Given a sequence a(n) = a(n -2) , a(0) = 2 , a(1) = -1
Find the generating function
What i have done so far:
The recurrence relation is going to be a(n) - a(n-2) = 0
A = the generating function
A = 2 - x + 2x^2 - x^3 + 2x^4.......
x^2 * A = 2x^2 - x^3 + 2x^4 ..........
- subtracting the two equations.
1-x^2 A = 2 -x
divide both sides by 1-x^2
A = 2-x / 1-x^2
This is how i was taught to do it , but when u plug in numbers for x , it doesnt seem to satisfy the premise.
Your generating function is correct. What you have to realize is that a generating function is not a closed form for the sequence: it’s a function whose power series has the terms of the sequence as coefficients.

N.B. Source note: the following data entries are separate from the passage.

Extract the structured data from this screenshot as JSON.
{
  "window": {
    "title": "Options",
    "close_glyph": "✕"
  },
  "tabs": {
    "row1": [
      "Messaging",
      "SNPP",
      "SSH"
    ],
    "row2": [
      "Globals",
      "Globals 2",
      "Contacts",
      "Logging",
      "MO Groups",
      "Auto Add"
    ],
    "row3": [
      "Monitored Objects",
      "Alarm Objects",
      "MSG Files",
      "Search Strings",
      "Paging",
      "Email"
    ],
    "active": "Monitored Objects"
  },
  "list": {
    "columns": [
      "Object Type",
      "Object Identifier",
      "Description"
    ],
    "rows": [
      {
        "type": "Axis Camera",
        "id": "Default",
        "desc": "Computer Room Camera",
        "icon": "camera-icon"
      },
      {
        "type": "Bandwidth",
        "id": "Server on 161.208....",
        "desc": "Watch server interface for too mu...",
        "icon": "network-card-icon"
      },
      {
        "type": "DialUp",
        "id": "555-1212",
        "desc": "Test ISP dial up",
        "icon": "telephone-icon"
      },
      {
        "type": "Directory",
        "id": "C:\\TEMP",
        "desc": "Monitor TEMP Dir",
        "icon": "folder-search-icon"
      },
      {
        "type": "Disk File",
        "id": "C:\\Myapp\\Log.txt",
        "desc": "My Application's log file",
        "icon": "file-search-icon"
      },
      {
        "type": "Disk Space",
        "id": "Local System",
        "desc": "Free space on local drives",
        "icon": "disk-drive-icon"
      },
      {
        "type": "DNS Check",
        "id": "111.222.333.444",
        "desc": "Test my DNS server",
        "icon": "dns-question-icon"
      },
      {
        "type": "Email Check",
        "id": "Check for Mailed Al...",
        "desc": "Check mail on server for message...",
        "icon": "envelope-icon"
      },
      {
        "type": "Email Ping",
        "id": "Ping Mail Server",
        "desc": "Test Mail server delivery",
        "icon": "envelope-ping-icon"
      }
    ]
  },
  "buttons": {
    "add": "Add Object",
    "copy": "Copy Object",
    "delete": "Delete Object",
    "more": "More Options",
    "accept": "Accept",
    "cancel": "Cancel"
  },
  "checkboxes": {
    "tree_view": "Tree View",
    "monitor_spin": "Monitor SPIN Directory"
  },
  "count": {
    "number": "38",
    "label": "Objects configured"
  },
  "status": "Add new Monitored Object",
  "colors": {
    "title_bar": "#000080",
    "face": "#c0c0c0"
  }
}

Here you can actually work backwards to check that you have the right generating function. Split it into partial fractions:
$$A(x)=\frac{2-x}{1-x^2}=\frac{1/2}{1-x}+\frac{3/2}{1+x}\;.$$
You know that $$\frac1{1-x}=\sum_{n\ge 0}x^n\;,$$
so (substituting $-x$ for $x$) $$\frac1{1+x}=\sum_{n\ge 0}(-x)^n=\sum_{n\ge 0}(-1)^nx^n\;,$$
and therefore
$$\begin{align*} A(x)&=\frac12\sum_{n\ge 0}x^n+\frac32\sum_{n\ge 0}(-1)^nx^n\\\\ &=\sum_{n\ge 0}\left(\frac{1+3(-1)^n}2\right)x^n\;. \end{align*}$$
You can easily check that
$$\frac{1+3(-1)^n}2=\begin{cases} 2,&\text{if }n\text{ is even}\\ -1,&\text{if }n\text{ is odd}\;. \end{cases}$$